This is Scientific American — 60-Second Science. I'm Christopher Intagliata.
Every flu season—that's now through the spring—epidemiologists track flu infections as they break out across the country. And they forecast how bad it's going to get: at the national level, regionally, state by state. They even forecast for metro areas, like New York City, and L.A. Which sounds pretty fine-grained, until you consider that New York City is made up of five boroughs. And that there are actually more than 80 cities... in L.A. County.
So there might be an advantage to forecasting at even smaller scales. "Public health decision-making and interventions are done at small scales, they're done at the municipal and county scale." Jeffrey Shaman, an infectious disease modeler at Columbia University.
He and his team built a model to forecast flu within New York City neighborhoods and boroughs, using data on flu cases from 2008 through 2013. They added in something they called "network connectivity"—commuter data, basically. The commuter data didn't improve the accuracy of hyper-local, neighborhood-level forecasts. But it did improve predictions at the borough level, compared to models without that sort of commuter flow built in. The results are in the journal PLoS Computational Biology.
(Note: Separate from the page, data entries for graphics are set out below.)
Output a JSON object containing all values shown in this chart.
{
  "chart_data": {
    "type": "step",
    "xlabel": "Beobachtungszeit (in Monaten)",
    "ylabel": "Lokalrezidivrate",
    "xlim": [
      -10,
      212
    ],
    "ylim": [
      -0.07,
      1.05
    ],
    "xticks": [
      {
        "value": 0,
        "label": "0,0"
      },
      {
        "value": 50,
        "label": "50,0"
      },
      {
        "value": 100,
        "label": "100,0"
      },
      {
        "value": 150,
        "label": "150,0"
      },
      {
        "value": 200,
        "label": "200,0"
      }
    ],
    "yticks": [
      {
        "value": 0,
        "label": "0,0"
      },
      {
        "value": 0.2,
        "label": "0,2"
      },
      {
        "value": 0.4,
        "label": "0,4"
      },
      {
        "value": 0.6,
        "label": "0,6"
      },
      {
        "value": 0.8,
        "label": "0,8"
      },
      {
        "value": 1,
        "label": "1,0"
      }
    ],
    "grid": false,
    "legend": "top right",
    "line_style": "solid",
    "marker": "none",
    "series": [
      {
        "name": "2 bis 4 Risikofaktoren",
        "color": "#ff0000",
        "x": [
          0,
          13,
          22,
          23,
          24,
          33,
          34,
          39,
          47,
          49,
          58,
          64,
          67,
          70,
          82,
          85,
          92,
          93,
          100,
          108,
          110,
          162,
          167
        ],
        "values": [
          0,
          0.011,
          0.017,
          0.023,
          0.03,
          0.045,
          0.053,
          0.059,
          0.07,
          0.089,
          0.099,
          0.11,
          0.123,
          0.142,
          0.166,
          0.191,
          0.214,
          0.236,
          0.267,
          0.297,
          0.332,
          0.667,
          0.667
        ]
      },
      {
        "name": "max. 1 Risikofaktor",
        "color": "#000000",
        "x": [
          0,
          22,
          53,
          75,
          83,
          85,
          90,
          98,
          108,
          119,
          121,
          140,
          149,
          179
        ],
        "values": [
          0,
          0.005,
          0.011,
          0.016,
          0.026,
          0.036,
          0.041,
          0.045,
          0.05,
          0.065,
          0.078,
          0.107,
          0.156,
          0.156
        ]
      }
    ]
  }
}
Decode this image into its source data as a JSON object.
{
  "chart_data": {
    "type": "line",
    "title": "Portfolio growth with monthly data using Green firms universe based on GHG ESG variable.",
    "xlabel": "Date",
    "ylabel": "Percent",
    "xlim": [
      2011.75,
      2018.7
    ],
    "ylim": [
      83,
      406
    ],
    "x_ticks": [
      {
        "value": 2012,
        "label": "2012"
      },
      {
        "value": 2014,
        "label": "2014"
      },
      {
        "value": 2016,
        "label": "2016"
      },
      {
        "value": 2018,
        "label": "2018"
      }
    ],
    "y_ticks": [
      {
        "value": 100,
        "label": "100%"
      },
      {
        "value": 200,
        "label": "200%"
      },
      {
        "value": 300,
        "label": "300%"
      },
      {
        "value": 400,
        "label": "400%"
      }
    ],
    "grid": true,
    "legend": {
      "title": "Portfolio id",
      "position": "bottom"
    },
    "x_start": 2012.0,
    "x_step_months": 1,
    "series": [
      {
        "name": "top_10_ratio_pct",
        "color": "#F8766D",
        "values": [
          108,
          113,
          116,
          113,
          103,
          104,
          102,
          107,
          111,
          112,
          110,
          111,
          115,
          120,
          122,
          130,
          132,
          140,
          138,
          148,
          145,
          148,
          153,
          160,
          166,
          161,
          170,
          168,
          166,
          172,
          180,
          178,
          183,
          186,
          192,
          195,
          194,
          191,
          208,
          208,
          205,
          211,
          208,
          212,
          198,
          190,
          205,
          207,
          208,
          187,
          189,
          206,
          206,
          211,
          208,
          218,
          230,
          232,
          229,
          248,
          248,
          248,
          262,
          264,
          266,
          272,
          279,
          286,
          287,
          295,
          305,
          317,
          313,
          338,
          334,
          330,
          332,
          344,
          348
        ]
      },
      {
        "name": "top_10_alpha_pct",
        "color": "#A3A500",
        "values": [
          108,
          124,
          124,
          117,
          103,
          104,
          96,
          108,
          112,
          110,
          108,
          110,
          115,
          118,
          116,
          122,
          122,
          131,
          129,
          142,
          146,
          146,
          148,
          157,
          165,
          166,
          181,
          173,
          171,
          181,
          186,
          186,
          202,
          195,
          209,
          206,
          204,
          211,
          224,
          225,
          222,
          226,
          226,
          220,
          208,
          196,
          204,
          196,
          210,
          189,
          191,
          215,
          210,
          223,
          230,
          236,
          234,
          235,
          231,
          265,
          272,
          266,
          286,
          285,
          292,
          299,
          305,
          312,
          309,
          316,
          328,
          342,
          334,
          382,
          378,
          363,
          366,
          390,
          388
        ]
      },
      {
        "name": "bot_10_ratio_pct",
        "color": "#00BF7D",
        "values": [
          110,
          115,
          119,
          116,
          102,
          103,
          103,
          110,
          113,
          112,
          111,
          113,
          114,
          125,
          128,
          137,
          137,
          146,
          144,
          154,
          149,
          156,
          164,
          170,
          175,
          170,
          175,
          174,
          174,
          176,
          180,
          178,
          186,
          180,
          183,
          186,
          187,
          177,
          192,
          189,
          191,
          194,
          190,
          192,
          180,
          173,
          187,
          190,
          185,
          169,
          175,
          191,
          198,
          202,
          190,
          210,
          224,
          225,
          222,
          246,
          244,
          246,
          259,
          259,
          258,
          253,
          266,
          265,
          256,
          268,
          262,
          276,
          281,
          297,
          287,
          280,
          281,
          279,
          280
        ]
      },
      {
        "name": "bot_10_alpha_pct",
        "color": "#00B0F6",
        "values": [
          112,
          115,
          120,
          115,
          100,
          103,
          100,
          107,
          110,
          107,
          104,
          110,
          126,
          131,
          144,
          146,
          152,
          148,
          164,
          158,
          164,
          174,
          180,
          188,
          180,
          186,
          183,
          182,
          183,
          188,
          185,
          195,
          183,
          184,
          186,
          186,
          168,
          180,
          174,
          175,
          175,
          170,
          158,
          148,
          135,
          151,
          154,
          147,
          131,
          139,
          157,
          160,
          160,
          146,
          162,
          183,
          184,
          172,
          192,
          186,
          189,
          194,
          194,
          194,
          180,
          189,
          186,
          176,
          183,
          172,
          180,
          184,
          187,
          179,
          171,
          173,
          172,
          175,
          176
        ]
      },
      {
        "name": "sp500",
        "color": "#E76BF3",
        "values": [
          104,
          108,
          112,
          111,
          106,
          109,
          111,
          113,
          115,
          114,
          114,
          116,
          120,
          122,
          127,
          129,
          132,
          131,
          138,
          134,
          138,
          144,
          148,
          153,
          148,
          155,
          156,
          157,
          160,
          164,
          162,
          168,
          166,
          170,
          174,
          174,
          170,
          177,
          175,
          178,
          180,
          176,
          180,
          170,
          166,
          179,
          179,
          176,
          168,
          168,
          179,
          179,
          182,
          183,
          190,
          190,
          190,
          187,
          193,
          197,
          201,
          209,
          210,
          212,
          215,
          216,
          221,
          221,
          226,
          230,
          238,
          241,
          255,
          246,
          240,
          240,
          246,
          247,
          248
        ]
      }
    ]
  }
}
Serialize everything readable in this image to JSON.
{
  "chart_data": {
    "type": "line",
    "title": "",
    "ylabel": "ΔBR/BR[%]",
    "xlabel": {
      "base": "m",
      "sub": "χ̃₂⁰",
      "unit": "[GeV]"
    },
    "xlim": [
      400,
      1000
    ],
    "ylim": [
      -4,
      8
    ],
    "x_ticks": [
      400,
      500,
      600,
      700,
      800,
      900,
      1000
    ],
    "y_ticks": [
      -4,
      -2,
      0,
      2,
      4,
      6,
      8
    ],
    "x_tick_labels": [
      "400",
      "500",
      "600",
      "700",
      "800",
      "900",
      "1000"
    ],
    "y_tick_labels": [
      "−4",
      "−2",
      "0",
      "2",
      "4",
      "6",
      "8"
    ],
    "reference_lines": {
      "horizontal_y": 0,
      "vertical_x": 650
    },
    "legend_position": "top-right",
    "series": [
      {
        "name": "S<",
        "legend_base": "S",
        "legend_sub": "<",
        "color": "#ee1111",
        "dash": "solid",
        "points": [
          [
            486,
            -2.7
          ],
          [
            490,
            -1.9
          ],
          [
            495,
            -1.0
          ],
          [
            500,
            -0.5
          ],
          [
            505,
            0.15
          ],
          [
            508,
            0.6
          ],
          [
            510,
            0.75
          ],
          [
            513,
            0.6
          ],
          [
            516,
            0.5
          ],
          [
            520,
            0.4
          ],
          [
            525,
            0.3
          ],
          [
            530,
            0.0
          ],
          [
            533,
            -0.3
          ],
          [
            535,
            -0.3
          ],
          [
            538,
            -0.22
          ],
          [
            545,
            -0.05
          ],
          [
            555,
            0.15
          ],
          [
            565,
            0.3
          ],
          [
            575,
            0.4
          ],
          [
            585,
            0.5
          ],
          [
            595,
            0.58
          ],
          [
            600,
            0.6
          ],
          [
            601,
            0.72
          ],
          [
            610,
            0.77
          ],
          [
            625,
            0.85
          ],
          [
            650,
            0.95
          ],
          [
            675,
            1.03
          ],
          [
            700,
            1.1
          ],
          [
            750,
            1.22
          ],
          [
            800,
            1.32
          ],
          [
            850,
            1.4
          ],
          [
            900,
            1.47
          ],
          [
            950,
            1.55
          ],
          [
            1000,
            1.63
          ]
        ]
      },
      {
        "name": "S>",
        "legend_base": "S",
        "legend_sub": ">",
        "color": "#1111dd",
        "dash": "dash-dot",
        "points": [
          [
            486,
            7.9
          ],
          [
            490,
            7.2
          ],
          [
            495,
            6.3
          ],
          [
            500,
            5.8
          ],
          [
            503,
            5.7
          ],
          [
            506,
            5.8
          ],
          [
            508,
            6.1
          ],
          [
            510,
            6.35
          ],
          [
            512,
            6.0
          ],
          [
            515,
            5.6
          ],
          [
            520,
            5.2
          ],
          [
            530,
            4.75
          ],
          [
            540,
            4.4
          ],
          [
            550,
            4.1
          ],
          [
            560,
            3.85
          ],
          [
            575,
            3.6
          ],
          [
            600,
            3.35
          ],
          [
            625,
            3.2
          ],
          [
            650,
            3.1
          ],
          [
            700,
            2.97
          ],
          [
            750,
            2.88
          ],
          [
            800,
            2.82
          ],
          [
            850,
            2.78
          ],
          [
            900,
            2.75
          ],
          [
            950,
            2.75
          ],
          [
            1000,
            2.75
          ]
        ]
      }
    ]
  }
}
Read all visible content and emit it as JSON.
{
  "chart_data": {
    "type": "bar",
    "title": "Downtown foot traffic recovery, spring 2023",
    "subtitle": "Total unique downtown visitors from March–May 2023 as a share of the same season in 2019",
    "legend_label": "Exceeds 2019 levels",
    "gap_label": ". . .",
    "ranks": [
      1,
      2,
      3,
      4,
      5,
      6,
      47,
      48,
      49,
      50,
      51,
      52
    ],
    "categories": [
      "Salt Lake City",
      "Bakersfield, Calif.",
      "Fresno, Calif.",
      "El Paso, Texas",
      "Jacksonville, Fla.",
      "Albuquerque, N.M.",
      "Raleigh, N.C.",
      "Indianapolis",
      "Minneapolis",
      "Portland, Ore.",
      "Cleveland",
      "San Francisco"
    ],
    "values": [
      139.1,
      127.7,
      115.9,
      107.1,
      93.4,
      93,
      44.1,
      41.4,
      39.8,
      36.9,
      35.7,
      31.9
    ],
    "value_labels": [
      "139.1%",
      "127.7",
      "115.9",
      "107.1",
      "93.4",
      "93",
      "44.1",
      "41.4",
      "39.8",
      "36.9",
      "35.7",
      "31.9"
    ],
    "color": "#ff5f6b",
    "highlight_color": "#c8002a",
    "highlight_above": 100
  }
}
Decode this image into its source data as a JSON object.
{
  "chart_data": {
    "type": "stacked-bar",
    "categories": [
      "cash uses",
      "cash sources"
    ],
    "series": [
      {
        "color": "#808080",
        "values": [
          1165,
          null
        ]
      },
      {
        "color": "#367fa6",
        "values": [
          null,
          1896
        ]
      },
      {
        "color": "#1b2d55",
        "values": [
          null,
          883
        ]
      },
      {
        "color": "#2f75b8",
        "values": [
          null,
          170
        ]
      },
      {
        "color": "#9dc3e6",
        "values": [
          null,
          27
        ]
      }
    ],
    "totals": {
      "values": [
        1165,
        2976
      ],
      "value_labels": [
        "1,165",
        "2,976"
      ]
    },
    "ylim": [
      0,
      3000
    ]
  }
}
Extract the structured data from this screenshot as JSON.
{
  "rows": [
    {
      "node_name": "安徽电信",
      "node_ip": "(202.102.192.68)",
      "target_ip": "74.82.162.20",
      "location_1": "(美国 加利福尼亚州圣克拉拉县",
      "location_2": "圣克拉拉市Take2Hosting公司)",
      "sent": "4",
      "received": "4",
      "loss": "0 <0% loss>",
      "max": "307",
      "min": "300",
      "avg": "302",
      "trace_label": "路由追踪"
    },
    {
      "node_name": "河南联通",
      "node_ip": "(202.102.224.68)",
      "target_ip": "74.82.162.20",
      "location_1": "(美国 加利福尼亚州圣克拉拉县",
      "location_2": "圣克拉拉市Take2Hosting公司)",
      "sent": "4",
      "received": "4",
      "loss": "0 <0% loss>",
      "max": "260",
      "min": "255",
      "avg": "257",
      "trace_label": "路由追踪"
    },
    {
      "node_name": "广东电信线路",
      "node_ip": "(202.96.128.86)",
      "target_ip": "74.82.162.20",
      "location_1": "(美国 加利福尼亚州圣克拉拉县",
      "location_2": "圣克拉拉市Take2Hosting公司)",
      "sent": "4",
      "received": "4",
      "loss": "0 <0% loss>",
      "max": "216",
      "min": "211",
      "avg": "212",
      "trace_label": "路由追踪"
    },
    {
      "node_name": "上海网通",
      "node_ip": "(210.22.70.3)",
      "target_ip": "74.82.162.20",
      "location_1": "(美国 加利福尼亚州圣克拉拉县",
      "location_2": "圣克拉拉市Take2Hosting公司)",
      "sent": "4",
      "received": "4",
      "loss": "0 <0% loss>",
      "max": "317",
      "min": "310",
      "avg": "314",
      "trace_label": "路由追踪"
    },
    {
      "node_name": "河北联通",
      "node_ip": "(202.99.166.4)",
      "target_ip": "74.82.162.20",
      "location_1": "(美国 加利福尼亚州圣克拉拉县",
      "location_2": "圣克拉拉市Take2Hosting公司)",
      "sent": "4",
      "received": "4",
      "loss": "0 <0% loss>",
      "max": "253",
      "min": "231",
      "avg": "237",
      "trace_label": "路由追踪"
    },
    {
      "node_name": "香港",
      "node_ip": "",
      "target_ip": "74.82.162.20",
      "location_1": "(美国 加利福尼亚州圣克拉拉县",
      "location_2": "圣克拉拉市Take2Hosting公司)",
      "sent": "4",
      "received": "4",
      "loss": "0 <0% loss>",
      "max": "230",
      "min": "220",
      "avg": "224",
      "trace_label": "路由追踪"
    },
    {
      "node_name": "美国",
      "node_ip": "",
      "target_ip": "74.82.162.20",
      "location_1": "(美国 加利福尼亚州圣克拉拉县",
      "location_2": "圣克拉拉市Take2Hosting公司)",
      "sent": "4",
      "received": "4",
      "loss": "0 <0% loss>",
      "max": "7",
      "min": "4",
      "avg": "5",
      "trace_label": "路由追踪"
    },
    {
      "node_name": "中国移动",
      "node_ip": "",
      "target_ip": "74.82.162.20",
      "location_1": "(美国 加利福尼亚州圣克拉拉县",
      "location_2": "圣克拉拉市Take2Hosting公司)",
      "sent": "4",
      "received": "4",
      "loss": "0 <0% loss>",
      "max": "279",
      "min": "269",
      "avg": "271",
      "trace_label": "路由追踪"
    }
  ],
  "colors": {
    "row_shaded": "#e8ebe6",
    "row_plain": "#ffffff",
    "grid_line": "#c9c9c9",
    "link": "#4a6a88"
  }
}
Shaman says fine-tuned forecasts could warn local hospitals before a big outbreak. "Knowing when that's going to be will allow them to plan the resources out. Have the staff available. They also need the very basic things, They need gloves, beds, they need ventilators, they need to have those appropriately available in time so they can meet that patient surge." And—so they can stop the virus' spread in that most local of networks: within the hospital itself.
Thanks for listening for Scientific American — 60-Second Science Science. I'm Christopher Intagliata.